FuturePundit points us in the direction of an article suggesting that perhaps our fat potato butts and our affection for all things flashy are co-responsible for the demise of nature. The linked article speculates that nobody is hiking anymore because we’re all cooped up indoors watching Batman and gossiping on Facebook. Since my fat potato ass is sitting right here doing exactly that, I take serious umbrage.
I fail to see why cultivating a love of nature is a presiding preoccupation of so many environmentalists. We don’t need to love nature to be green. In fact, it’s my view that if we consider ourselves environmentalists, it’s not at all clear that our environmentalism should stem from our love of nature. Just as our commitment to human rights shouldn’t be contingent on whether we like people, but rather should stem from our respect for persons, so too should our environmentalism not be contingent on whether we like the outdoors.
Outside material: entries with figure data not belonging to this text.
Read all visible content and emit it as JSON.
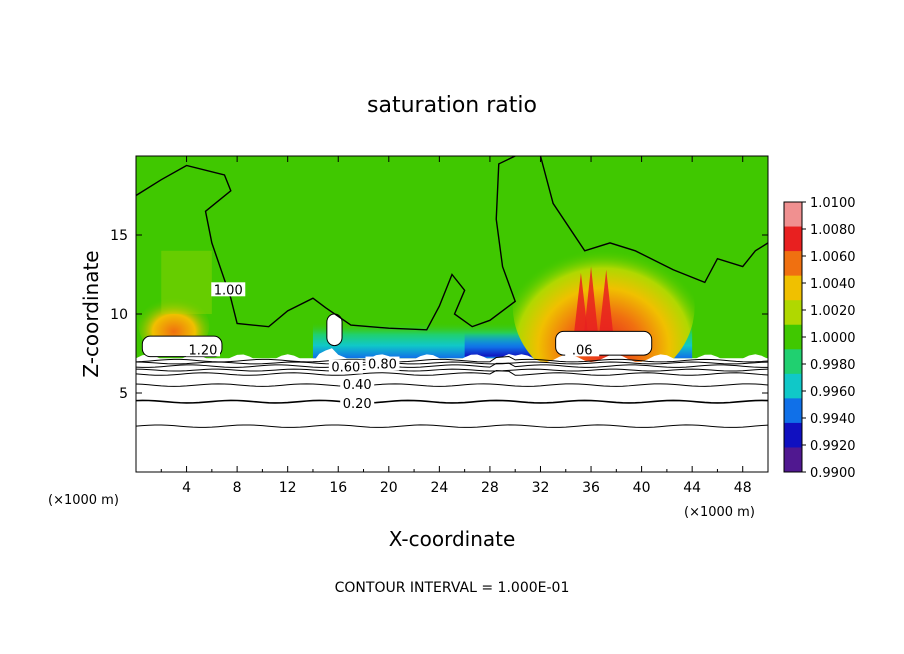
{
  "chart_data": {
    "type": "heatmap",
    "title": "saturation ratio",
    "xlabel": "X-coordinate",
    "ylabel": "Z-coordinate",
    "x_unit": "(×1000 m)",
    "y_unit": "(×1000 m)",
    "xlim": [
      0,
      50
    ],
    "ylim": [
      0,
      20
    ],
    "x_ticks": [
      4,
      8,
      12,
      16,
      20,
      24,
      28,
      32,
      36,
      40,
      44,
      48
    ],
    "y_ticks": [
      5,
      10,
      15
    ],
    "note": "CONTOUR INTERVAL = 1.000E-01",
    "colorbar": {
      "min": 0.99,
      "max": 1.01,
      "labels": [
        "1.0100",
        "1.0080",
        "1.0060",
        "1.0040",
        "1.0020",
        "1.0000",
        "0.9980",
        "0.9960",
        "0.9940",
        "0.9920",
        "0.9900"
      ],
      "colors": [
        "#f09090",
        "#e82020",
        "#f07010",
        "#f0c000",
        "#b0d800",
        "#40c800",
        "#20d070",
        "#10c8c8",
        "#1070e8",
        "#1010c0",
        "#501890"
      ]
    },
    "contour_levels": [
      0.2,
      0.4,
      0.6,
      0.8,
      1.0,
      1.2
    ],
    "contour_labels": [
      {
        "text": "0.20",
        "x": 17.5,
        "z": 4.3
      },
      {
        "text": "0.40",
        "x": 17.5,
        "z": 5.5
      },
      {
        "text": "0.60",
        "x": 16.6,
        "z": 6.6
      },
      {
        "text": "0.80",
        "x": 19.5,
        "z": 6.8
      },
      {
        "text": "1.00",
        "x": 7.3,
        "z": 11.5
      },
      {
        "text": "1.20",
        "x": 5.3,
        "z": 7.7
      },
      {
        "text": ".06",
        "x": 35.3,
        "z": 7.7
      }
    ],
    "field_regions": [
      {
        "x": [
          0,
          50
        ],
        "z": [
          7.2,
          20
        ],
        "value": 0.9998
      },
      {
        "x": [
          14,
          44
        ],
        "z": [
          7.2,
          9.5
        ],
        "value": 0.9955
      },
      {
        "x": [
          26,
          33
        ],
        "z": [
          7.3,
          8.8
        ],
        "value": 0.9932
      },
      {
        "x": [
          34,
          40
        ],
        "z": [
          8.5,
          12.5
        ],
        "value": 1.006
      },
      {
        "x": [
          1,
          5
        ],
        "z": [
          8.5,
          10
        ],
        "value": 1.0045
      },
      {
        "x": [
          2,
          6
        ],
        "z": [
          10,
          14
        ],
        "value": 1.0025
      }
    ]
  }
}
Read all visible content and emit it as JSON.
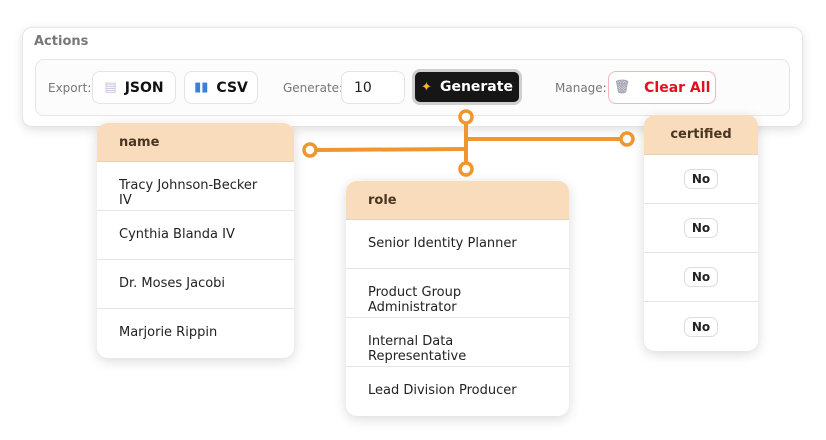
{
  "actions": {
    "title": "Actions",
    "export_label": "Export:",
    "json_label": "JSON",
    "csv_label": "CSV",
    "generate_label": "Generate:",
    "generate_count": "10",
    "generate_button": "Generate",
    "manage_label": "Manage:",
    "clear_button": "Clear All"
  },
  "icons": {
    "json": "document-icon",
    "csv": "bar-chart-icon",
    "generate": "sparkles-icon",
    "clear": "trash-icon"
  },
  "colors": {
    "accent": "#f0962e",
    "header": "#f9dcbc",
    "danger": "#e0101e"
  },
  "tables": {
    "name": {
      "header": "name",
      "rows": [
        "Tracy Johnson-Becker IV",
        "Cynthia Blanda IV",
        "Dr. Moses Jacobi",
        "Marjorie Rippin"
      ]
    },
    "role": {
      "header": "role",
      "rows": [
        "Senior Identity Planner",
        "Product Group Administrator",
        "Internal Data Representative",
        "Lead Division Producer"
      ]
    },
    "certified": {
      "header": "certified",
      "rows": [
        "No",
        "No",
        "No",
        "No"
      ]
    }
  }
}
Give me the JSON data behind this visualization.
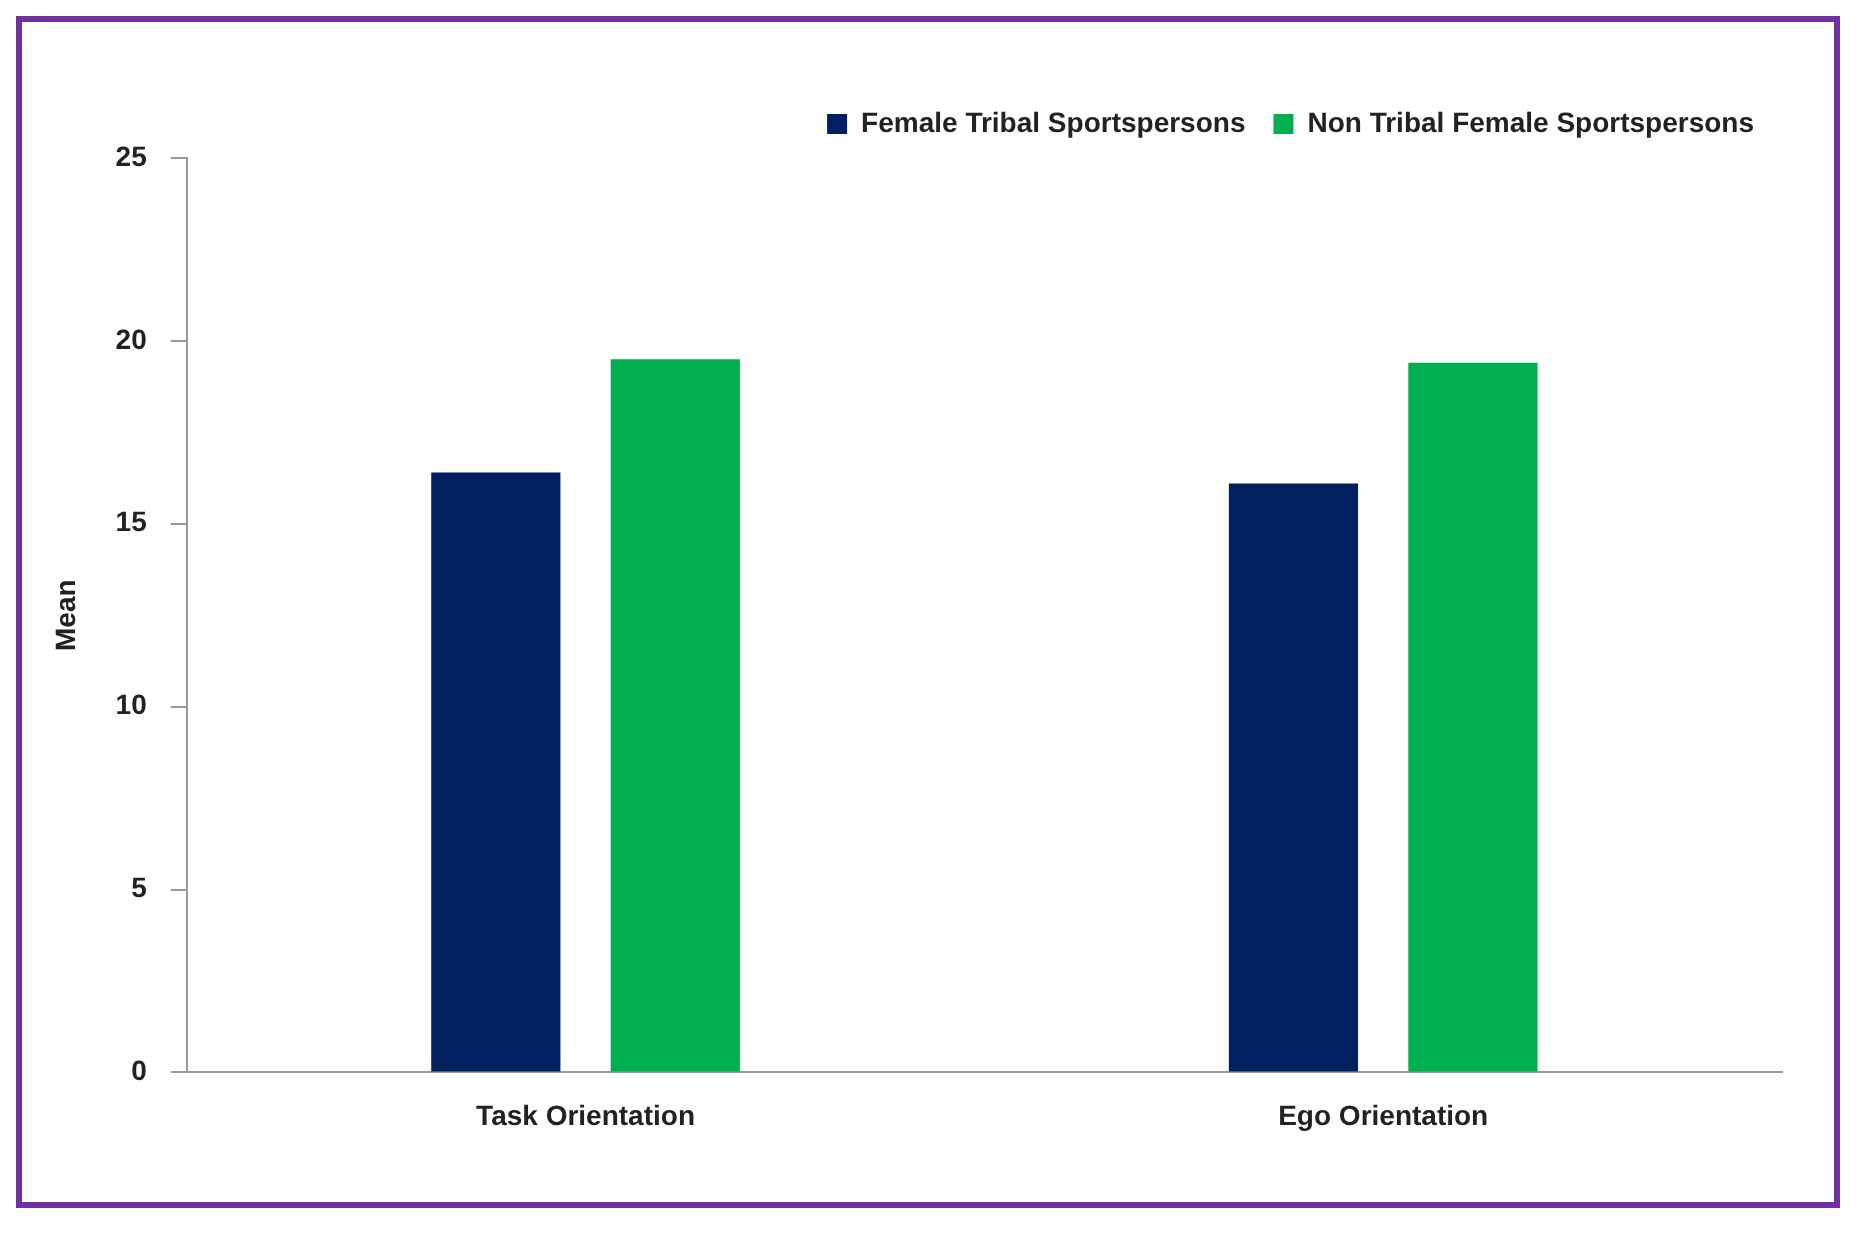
{
  "chart_data": {
    "type": "bar",
    "ylabel": "Mean",
    "categories": [
      "Task Orientation",
      "Ego Orientation"
    ],
    "series": [
      {
        "name": "Female Tribal Sportspersons",
        "color": "#002060",
        "values": [
          16.4,
          16.1
        ]
      },
      {
        "name": "Non Tribal Female Sportspersons",
        "color": "#00b050",
        "values": [
          19.5,
          19.4
        ]
      }
    ],
    "ylim": [
      0,
      25
    ],
    "yticks": [
      0,
      5,
      10,
      15,
      20,
      25
    ],
    "grid": false,
    "legend": "top right"
  }
}
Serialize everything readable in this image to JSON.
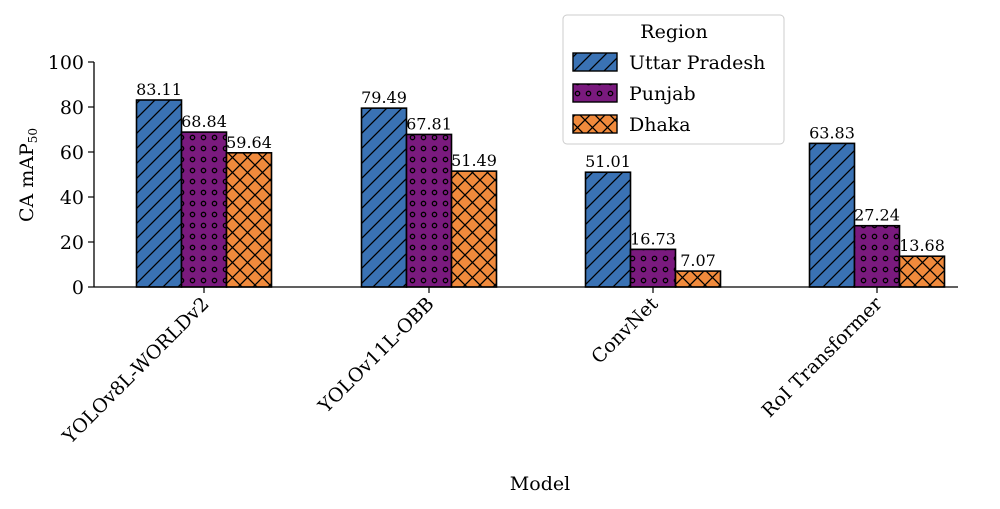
{
  "chart_data": {
    "type": "bar",
    "categories": [
      "YOLOv8L-WORLDv2",
      "YOLOv11L-OBB",
      "ConvNet",
      "RoI Transformer"
    ],
    "series": [
      {
        "name": "Uttar Pradesh",
        "values": [
          83.11,
          79.49,
          51.01,
          63.83
        ],
        "color": "#3a72b4",
        "pattern": "diagonal-hatch"
      },
      {
        "name": "Punjab",
        "values": [
          68.84,
          67.81,
          16.73,
          27.24
        ],
        "color": "#7a1a7e",
        "pattern": "circles"
      },
      {
        "name": "Dhaka",
        "values": [
          59.64,
          51.49,
          7.07,
          13.68
        ],
        "color": "#f08a3c",
        "pattern": "cross-hatch"
      }
    ],
    "data_labels": [
      [
        "83.11",
        "79.49",
        "51.01",
        "63.83"
      ],
      [
        "68.84",
        "67.81",
        "16.73",
        "27.24"
      ],
      [
        "59.64",
        "51.49",
        "7.07",
        "13.68"
      ]
    ],
    "xlabel": "Model",
    "ylabel": "CA mAP",
    "ylabel_subscript": "50",
    "ylim": [
      0,
      100
    ],
    "yticks": [
      "0",
      "20",
      "40",
      "60",
      "80",
      "100"
    ],
    "legend": {
      "title": "Region",
      "placement": "top-center"
    },
    "grid": false
  }
}
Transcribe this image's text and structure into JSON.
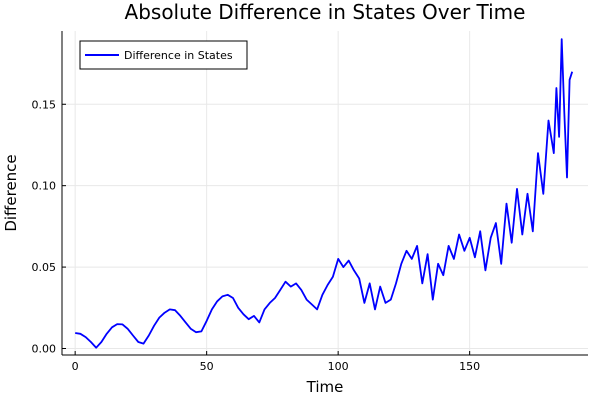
{
  "chart_data": {
    "type": "line",
    "title": "Absolute Difference in States Over Time",
    "xlabel": "Time",
    "ylabel": "Difference",
    "xlim": [
      -5,
      195
    ],
    "ylim": [
      -0.004,
      0.195
    ],
    "xticks": [
      0,
      50,
      100,
      150
    ],
    "yticks": [
      0.0,
      0.05,
      0.1,
      0.15
    ],
    "ytick_labels": [
      "0.00",
      "0.05",
      "0.10",
      "0.15"
    ],
    "grid": true,
    "legend_position": "top-left",
    "series": [
      {
        "name": "Difference in States",
        "color": "#0000ff",
        "x": [
          0,
          2,
          4,
          6,
          8,
          10,
          12,
          14,
          16,
          18,
          20,
          22,
          24,
          26,
          28,
          30,
          32,
          34,
          36,
          38,
          40,
          42,
          44,
          46,
          48,
          50,
          52,
          54,
          56,
          58,
          60,
          62,
          64,
          66,
          68,
          70,
          72,
          74,
          76,
          78,
          80,
          82,
          84,
          86,
          88,
          90,
          92,
          94,
          96,
          98,
          100,
          102,
          104,
          106,
          108,
          110,
          112,
          114,
          116,
          118,
          120,
          122,
          124,
          126,
          128,
          130,
          132,
          134,
          136,
          138,
          140,
          142,
          144,
          146,
          148,
          150,
          152,
          154,
          156,
          158,
          160,
          162,
          164,
          166,
          168,
          170,
          172,
          174,
          176,
          178,
          180,
          182,
          183,
          184,
          185,
          186,
          187,
          188,
          189
        ],
        "values": [
          0.0095,
          0.009,
          0.007,
          0.004,
          0.0005,
          0.004,
          0.009,
          0.013,
          0.015,
          0.0148,
          0.012,
          0.008,
          0.004,
          0.003,
          0.008,
          0.014,
          0.019,
          0.022,
          0.024,
          0.0235,
          0.02,
          0.016,
          0.012,
          0.01,
          0.0105,
          0.017,
          0.024,
          0.029,
          0.032,
          0.033,
          0.031,
          0.025,
          0.021,
          0.018,
          0.02,
          0.016,
          0.024,
          0.028,
          0.031,
          0.036,
          0.041,
          0.038,
          0.04,
          0.036,
          0.03,
          0.027,
          0.024,
          0.033,
          0.039,
          0.044,
          0.055,
          0.05,
          0.054,
          0.048,
          0.043,
          0.028,
          0.04,
          0.024,
          0.038,
          0.028,
          0.03,
          0.04,
          0.052,
          0.06,
          0.055,
          0.063,
          0.04,
          0.058,
          0.03,
          0.052,
          0.045,
          0.063,
          0.055,
          0.07,
          0.06,
          0.068,
          0.056,
          0.072,
          0.048,
          0.068,
          0.077,
          0.052,
          0.089,
          0.065,
          0.098,
          0.07,
          0.095,
          0.072,
          0.12,
          0.095,
          0.14,
          0.12,
          0.16,
          0.13,
          0.19,
          0.145,
          0.105,
          0.165,
          0.17
        ]
      }
    ]
  }
}
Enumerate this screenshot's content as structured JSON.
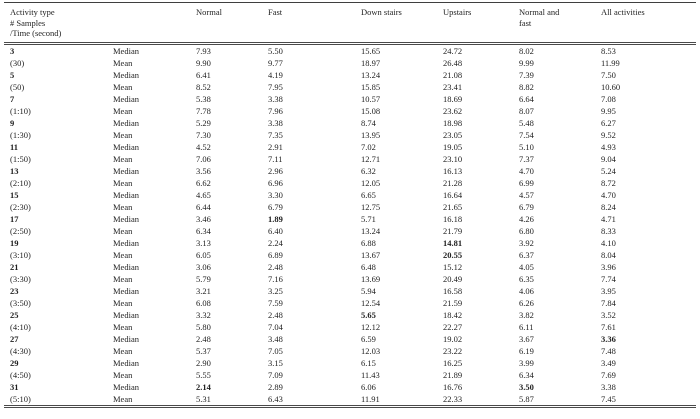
{
  "table": {
    "header_col1_lines": [
      "Activity type",
      "# Samples",
      "/Time (second)"
    ],
    "col_headers": [
      "Normal",
      "Fast",
      "Down stairs",
      "Upstairs",
      "Normal and\nfast",
      "All activities"
    ],
    "stat_labels": {
      "median": "Median",
      "mean": "Mean"
    },
    "rows": [
      {
        "label": "3",
        "sub": "(30)",
        "median": [
          "7.93",
          "5.50",
          "15.65",
          "24.72",
          "8.02",
          "8.53"
        ],
        "median_bold": [],
        "mean": [
          "9.90",
          "9.77",
          "18.97",
          "26.48",
          "9.99",
          "11.99"
        ],
        "mean_bold": []
      },
      {
        "label": "5",
        "sub": "(50)",
        "median": [
          "6.41",
          "4.19",
          "13.24",
          "21.08",
          "7.39",
          "7.50"
        ],
        "median_bold": [],
        "mean": [
          "8.52",
          "7.95",
          "15.85",
          "23.41",
          "8.82",
          "10.60"
        ],
        "mean_bold": []
      },
      {
        "label": "7",
        "sub": "(1:10)",
        "median": [
          "5.38",
          "3.38",
          "10.57",
          "18.69",
          "6.64",
          "7.08"
        ],
        "median_bold": [],
        "mean": [
          "7.78",
          "7.96",
          "15.08",
          "23.62",
          "8.07",
          "9.95"
        ],
        "mean_bold": []
      },
      {
        "label": "9",
        "sub": "(1:30)",
        "median": [
          "5.29",
          "3.38",
          "8.74",
          "18.98",
          "5.48",
          "6.27"
        ],
        "median_bold": [],
        "mean": [
          "7.30",
          "7.35",
          "13.95",
          "23.05",
          "7.54",
          "9.52"
        ],
        "mean_bold": []
      },
      {
        "label": "11",
        "sub": "(1:50)",
        "median": [
          "4.52",
          "2.91",
          "7.02",
          "19.05",
          "5.10",
          "4.93"
        ],
        "median_bold": [],
        "mean": [
          "7.06",
          "7.11",
          "12.71",
          "23.10",
          "7.37",
          "9.04"
        ],
        "mean_bold": []
      },
      {
        "label": "13",
        "sub": "(2:10)",
        "median": [
          "3.56",
          "2.96",
          "6.32",
          "16.13",
          "4.70",
          "5.24"
        ],
        "median_bold": [],
        "mean": [
          "6.62",
          "6.96",
          "12.05",
          "21.28",
          "6.99",
          "8.72"
        ],
        "mean_bold": []
      },
      {
        "label": "15",
        "sub": "(2:30)",
        "median": [
          "4.65",
          "3.30",
          "6.65",
          "16.64",
          "4.57",
          "4.70"
        ],
        "median_bold": [],
        "mean": [
          "6.44",
          "6.79",
          "12.75",
          "21.65",
          "6.79",
          "8.24"
        ],
        "mean_bold": []
      },
      {
        "label": "17",
        "sub": "(2:50)",
        "median": [
          "3.46",
          "1.89",
          "5.71",
          "16.18",
          "4.26",
          "4.71"
        ],
        "median_bold": [
          1
        ],
        "mean": [
          "6.34",
          "6.40",
          "13.24",
          "21.79",
          "6.80",
          "8.33"
        ],
        "mean_bold": []
      },
      {
        "label": "19",
        "sub": "(3:10)",
        "median": [
          "3.13",
          "2.24",
          "6.88",
          "14.81",
          "3.92",
          "4.10"
        ],
        "median_bold": [
          3
        ],
        "mean": [
          "6.05",
          "6.89",
          "13.67",
          "20.55",
          "6.37",
          "8.04"
        ],
        "mean_bold": [
          3
        ]
      },
      {
        "label": "21",
        "sub": "(3:30)",
        "median": [
          "3.06",
          "2.48",
          "6.48",
          "15.12",
          "4.05",
          "3.96"
        ],
        "median_bold": [],
        "mean": [
          "5.79",
          "7.16",
          "13.69",
          "20.49",
          "6.35",
          "7.74"
        ],
        "mean_bold": []
      },
      {
        "label": "23",
        "sub": "(3:50)",
        "median": [
          "3.21",
          "3.25",
          "5.94",
          "16.58",
          "4.06",
          "3.95"
        ],
        "median_bold": [],
        "mean": [
          "6.08",
          "7.59",
          "12.54",
          "21.59",
          "6.26",
          "7.84"
        ],
        "mean_bold": []
      },
      {
        "label": "25",
        "sub": "(4:10)",
        "median": [
          "3.32",
          "2.48",
          "5.65",
          "18.42",
          "3.82",
          "3.52"
        ],
        "median_bold": [
          2
        ],
        "mean": [
          "5.80",
          "7.04",
          "12.12",
          "22.27",
          "6.11",
          "7.61"
        ],
        "mean_bold": []
      },
      {
        "label": "27",
        "sub": "(4:30)",
        "median": [
          "2.48",
          "3.48",
          "6.59",
          "19.02",
          "3.67",
          "3.36"
        ],
        "median_bold": [
          5
        ],
        "mean": [
          "5.37",
          "7.05",
          "12.03",
          "23.22",
          "6.19",
          "7.48"
        ],
        "mean_bold": []
      },
      {
        "label": "29",
        "sub": "(4:50)",
        "median": [
          "2.90",
          "3.15",
          "6.15",
          "16.25",
          "3.99",
          "3.49"
        ],
        "median_bold": [],
        "mean": [
          "5.55",
          "7.09",
          "11.43",
          "21.89",
          "6.34",
          "7.69"
        ],
        "mean_bold": []
      },
      {
        "label": "31",
        "sub": "(5:10)",
        "median": [
          "2.14",
          "2.89",
          "6.06",
          "16.76",
          "3.50",
          "3.38"
        ],
        "median_bold": [
          0,
          4
        ],
        "mean": [
          "5.31",
          "6.43",
          "11.91",
          "22.33",
          "5.87",
          "7.45"
        ],
        "mean_bold": []
      }
    ],
    "colors": {
      "text": "#1f1f1f",
      "rule": "#4a4a4a",
      "background": "#ffffff"
    }
  }
}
Our environmentalism should stem from respect for nature, respect for one another, respect for the reasons we have for doing what we do.
There’s apparently an interesting empirical question here. I suspect that the descriptive observations of this video game research find exactly what the researchers purport to find: that those who don’t go out into nature don’t really care much about nature. That’s hardly surprising. I don’t care much about the Harry Potter series, mostly because I’ve never read it. It takes familiarity with a topic to cultivate interest in that area. A far more surprising result would be if researchers had discovered that hours of wakka-wakking through the toboggan lanes of Pac-Man somehow generated a sensitivity to nature that had otherwise not existed. Because this is not the finding of note, I think it’s smart to assume that the researchers find their result interesting for other reasons, like what is implied by their research: that being a video-game junkie may be partly responsible for the apathy that is characteristic of the current ecological crisis.
So I should ask: why does it matter if fewer people care about nature? Apart from obvious concerns that, perhaps, we’re somehow leading deficient lives if we don’t go on a hike every once in a while — but let’s be honest, we’re naive about a lot of natural things, like what goes on underneath the soil, what happens after we throw away a banana, what rodents do late at night, what happens when e-coli hits the inner lining of our stomach, and so on — why is it bad to be naive about nature?